Europosłowie przegłosowali projekt budżetu na lata 2021-2027, z mechanizmem zapewniającym przestrzeganie wartości art. 2 traktatu TUE (praworządność), zgodnie z którym państwa członkowskie, które ich nie przestrzegają, ponoszą konsekwencje finansowe...
— Dorota Bawolek (@DorotaBawolek) 14 listopada 2018
Przeciw cięciom na rolnictwo
Europosłowie uznali, że przedstawiona wcześniej przez Komisję Europejską propozycja przyszłego budżetu jest punktem wyjścia do negocjacji nad jego ostatecznym kształtem, ale proponowana przez nią wartość budżetu "nie pozwoli UE wywiązać się z zobowiązań politycznych i odpowiedzieć na ważne wyzwania".
Więcej na naukę i badania
PE chce również, żeby w przyszłym budżecie znalazło się też więcej pieniędzy na naukę i badania, wsparcie dla małych i średnich firm oraz infrastrukturę transportową.

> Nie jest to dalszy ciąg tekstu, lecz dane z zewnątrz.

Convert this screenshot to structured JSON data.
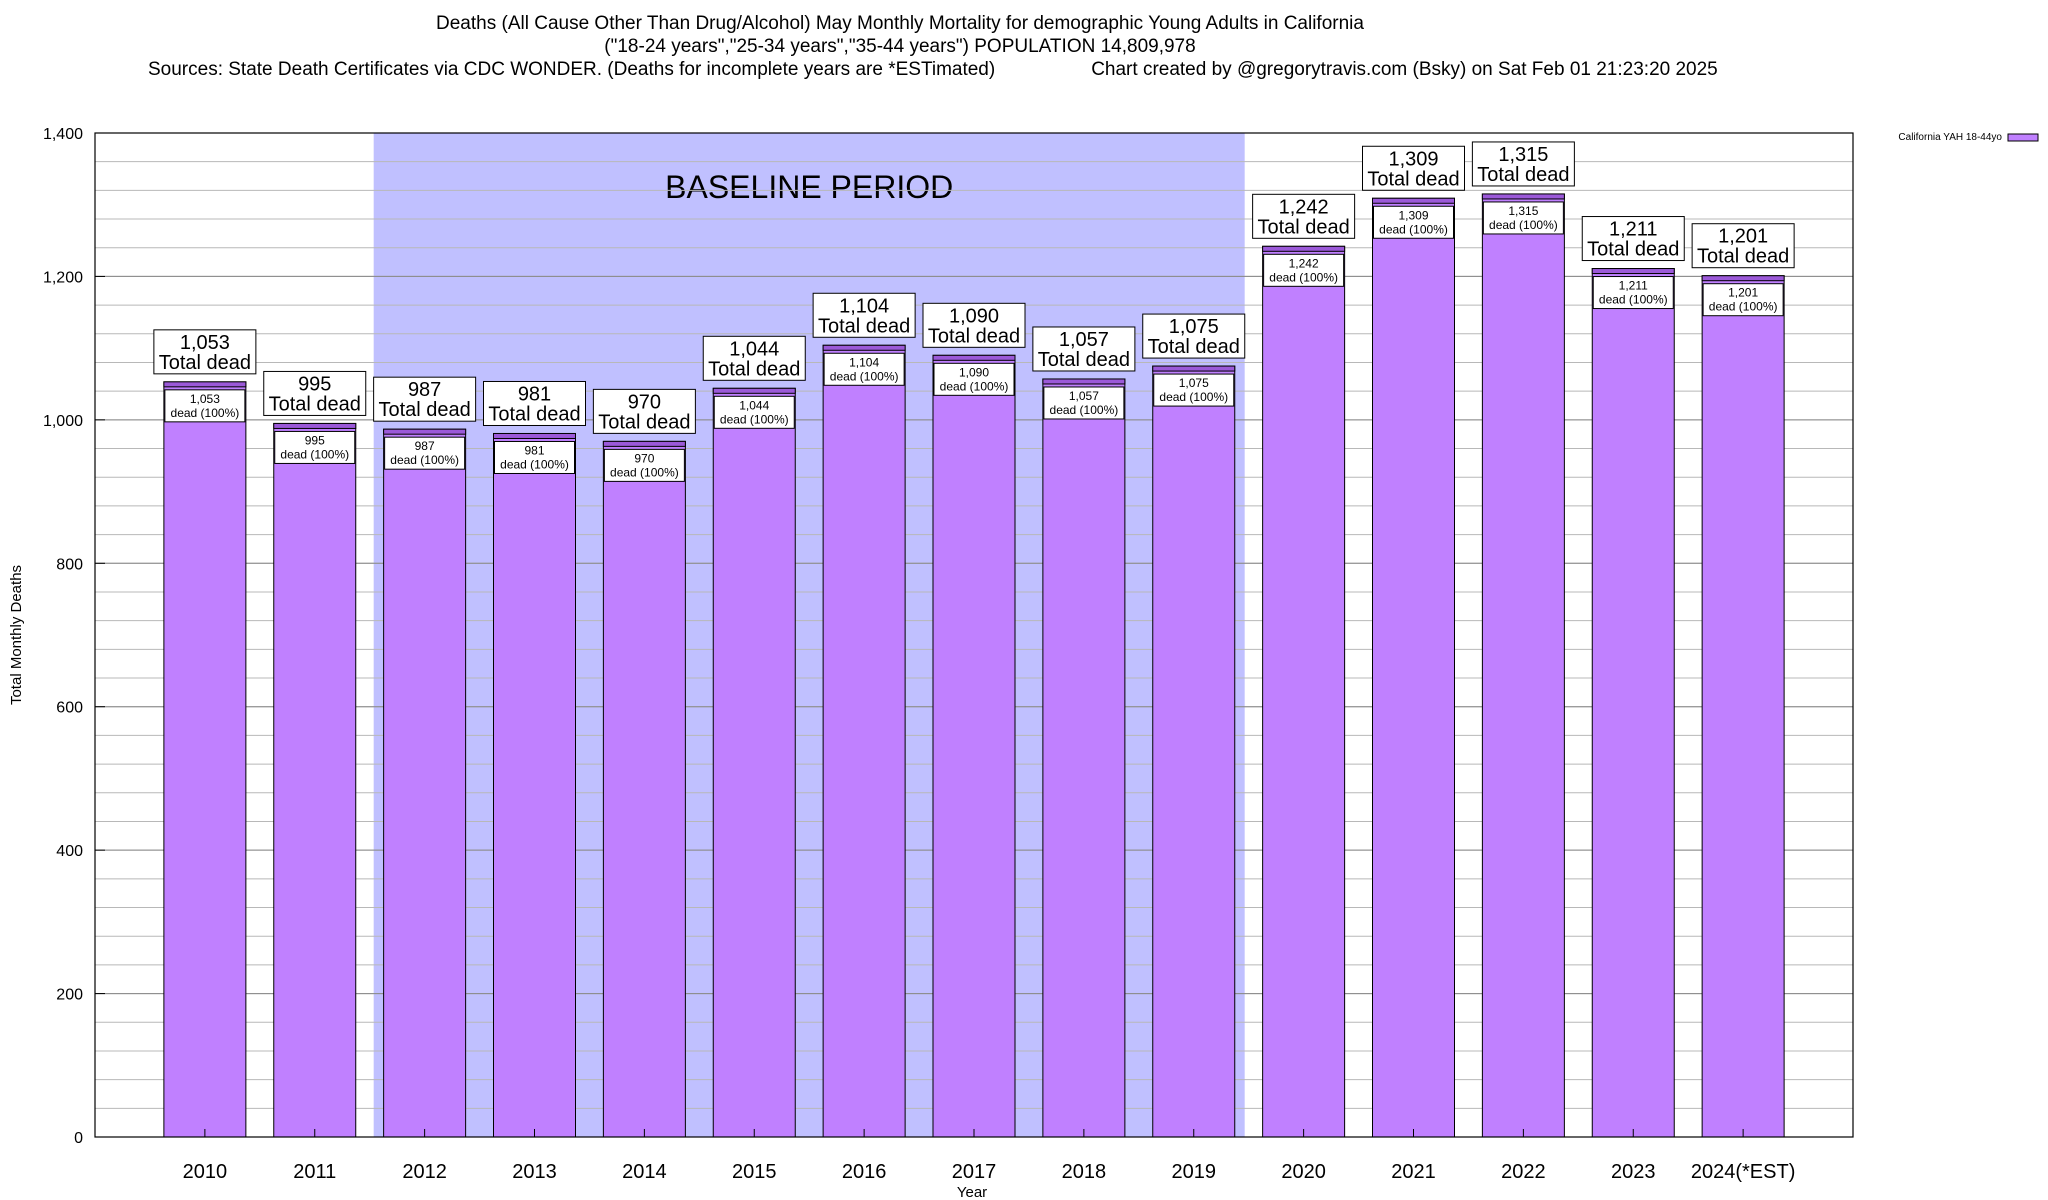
{
  "title": {
    "line1": "Deaths (All Cause Other Than Drug/Alcohol) May Monthly Mortality for demographic Young Adults in California",
    "line2": "(\"18-24 years\",\"25-34 years\",\"35-44 years\") POPULATION 14,809,978",
    "sources": "Sources: State Death Certificates via CDC WONDER. (Deaths for incomplete years are *ESTimated)",
    "credit": "Chart created by @gregorytravis.com (Bsky) on Sat Feb 01 21:23:20 2025"
  },
  "colors": {
    "bar": "#c080ff",
    "bar_top_band": "#9b59d8",
    "baseline_band": "#c0c0ff",
    "grid": "#b8b8b8"
  },
  "chart_data": {
    "type": "bar",
    "categories": [
      "2010",
      "2011",
      "2012",
      "2013",
      "2014",
      "2015",
      "2016",
      "2017",
      "2018",
      "2019",
      "2020",
      "2021",
      "2022",
      "2023",
      "2024(*EST)"
    ],
    "series": [
      {
        "name": "California YAH 18-44yo",
        "values": [
          1053,
          995,
          987,
          981,
          970,
          1044,
          1104,
          1090,
          1057,
          1075,
          1242,
          1309,
          1315,
          1211,
          1201
        ]
      }
    ],
    "value_labels": [
      "1,053",
      "995",
      "987",
      "981",
      "970",
      "1,044",
      "1,104",
      "1,090",
      "1,057",
      "1,075",
      "1,242",
      "1,309",
      "1,315",
      "1,211",
      "1,201"
    ],
    "label_total_suffix": "Total dead",
    "label_inner_suffix": "dead (100%)",
    "xlabel": "Year",
    "ylabel": "Total Monthly Deaths",
    "ylim": [
      0,
      1400
    ],
    "yticks": [
      0,
      200,
      400,
      600,
      800,
      1000,
      1200,
      1400
    ],
    "ytick_labels": [
      "0",
      "200",
      "400",
      "600",
      "800",
      "1,000",
      "1,200",
      "1,400"
    ],
    "minor_tick_step": 40,
    "grid": true,
    "legend_position": "top-right outside",
    "baseline": {
      "label": "BASELINE PERIOD",
      "from": "2012",
      "to": "2019"
    }
  }
}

Przyjęta przez PE rezolucja jest oficjalnym stanowiskiem europarlamentu do negocjacji z krajami członkowskimi nad ostatecznym kształtem przeszłego budżetu. Posłowie oczekują, że porozumienie zostanie osiągnięte jeszcze przed wyborami do Parlamentu Europejskiego w maju 2019 r. Parlamentarzyści skrytykowali w przyjętym dokumencie też kraje członkowskie za brak wystarczających postępów w negocjacjach przyszłych ram finansowych UE.
Długoterminowy budżet na lata 2021-2027 będzie pierwszym po Brexicie, więc UE będzie już liczyć 27 państw członkowskich. Z tego też powodu w Brukseli i stolicach europejskich od miesięcy mówiło się o dziurze po Brexicie i konieczności szukania oszczędności.

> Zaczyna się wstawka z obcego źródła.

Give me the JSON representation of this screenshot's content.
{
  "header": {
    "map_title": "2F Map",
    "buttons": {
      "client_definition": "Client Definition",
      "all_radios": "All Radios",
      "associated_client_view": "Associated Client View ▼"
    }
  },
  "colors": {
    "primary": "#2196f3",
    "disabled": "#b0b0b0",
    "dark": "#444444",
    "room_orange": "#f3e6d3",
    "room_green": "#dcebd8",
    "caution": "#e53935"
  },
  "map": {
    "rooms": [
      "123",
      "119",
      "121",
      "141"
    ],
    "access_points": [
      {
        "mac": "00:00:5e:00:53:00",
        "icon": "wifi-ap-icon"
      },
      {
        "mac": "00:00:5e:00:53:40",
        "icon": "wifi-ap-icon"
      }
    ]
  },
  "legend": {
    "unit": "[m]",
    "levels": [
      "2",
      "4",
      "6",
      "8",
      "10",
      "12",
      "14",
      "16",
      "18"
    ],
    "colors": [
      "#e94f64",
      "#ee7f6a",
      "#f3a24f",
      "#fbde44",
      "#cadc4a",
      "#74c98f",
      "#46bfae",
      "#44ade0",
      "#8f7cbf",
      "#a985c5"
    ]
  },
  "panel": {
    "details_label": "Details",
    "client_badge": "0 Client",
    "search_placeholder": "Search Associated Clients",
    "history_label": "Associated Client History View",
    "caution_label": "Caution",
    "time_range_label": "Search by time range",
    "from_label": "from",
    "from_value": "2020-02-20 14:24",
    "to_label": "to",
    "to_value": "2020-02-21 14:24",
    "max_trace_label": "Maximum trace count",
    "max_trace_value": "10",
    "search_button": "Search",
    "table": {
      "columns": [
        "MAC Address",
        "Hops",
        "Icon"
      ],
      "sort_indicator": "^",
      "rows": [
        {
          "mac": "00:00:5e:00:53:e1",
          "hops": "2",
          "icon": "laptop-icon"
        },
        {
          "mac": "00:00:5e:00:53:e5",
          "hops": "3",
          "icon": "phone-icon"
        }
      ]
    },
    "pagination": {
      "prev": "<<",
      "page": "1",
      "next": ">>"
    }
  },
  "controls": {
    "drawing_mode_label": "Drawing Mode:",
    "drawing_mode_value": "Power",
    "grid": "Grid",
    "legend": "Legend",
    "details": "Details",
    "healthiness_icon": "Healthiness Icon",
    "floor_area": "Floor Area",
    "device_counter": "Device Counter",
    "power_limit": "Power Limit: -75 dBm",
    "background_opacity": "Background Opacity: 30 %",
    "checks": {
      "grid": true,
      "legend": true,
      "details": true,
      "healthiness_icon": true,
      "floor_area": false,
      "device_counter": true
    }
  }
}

Plan przedstawiony 2 maja przez Komisję Europejską przewiduje, że w niektórych obszarach Wspólnota rzeczywiście wyda mniej, ale nie brak też takich, w których wydatki poszybują w górę.
Polityka spójności, której Polska jest obecnie największym beneficjentem, a także Wspólna Polityka Rolna dalej będą największymi częściami unijnej kasy. Z oficjalnych wypowiedzi przedstawicieli Komisji Europejskiej wynika jednak, że cięcie w polityce spójności ma wynieść 7 proc., natomiast w rolnictwie - około 5 proc.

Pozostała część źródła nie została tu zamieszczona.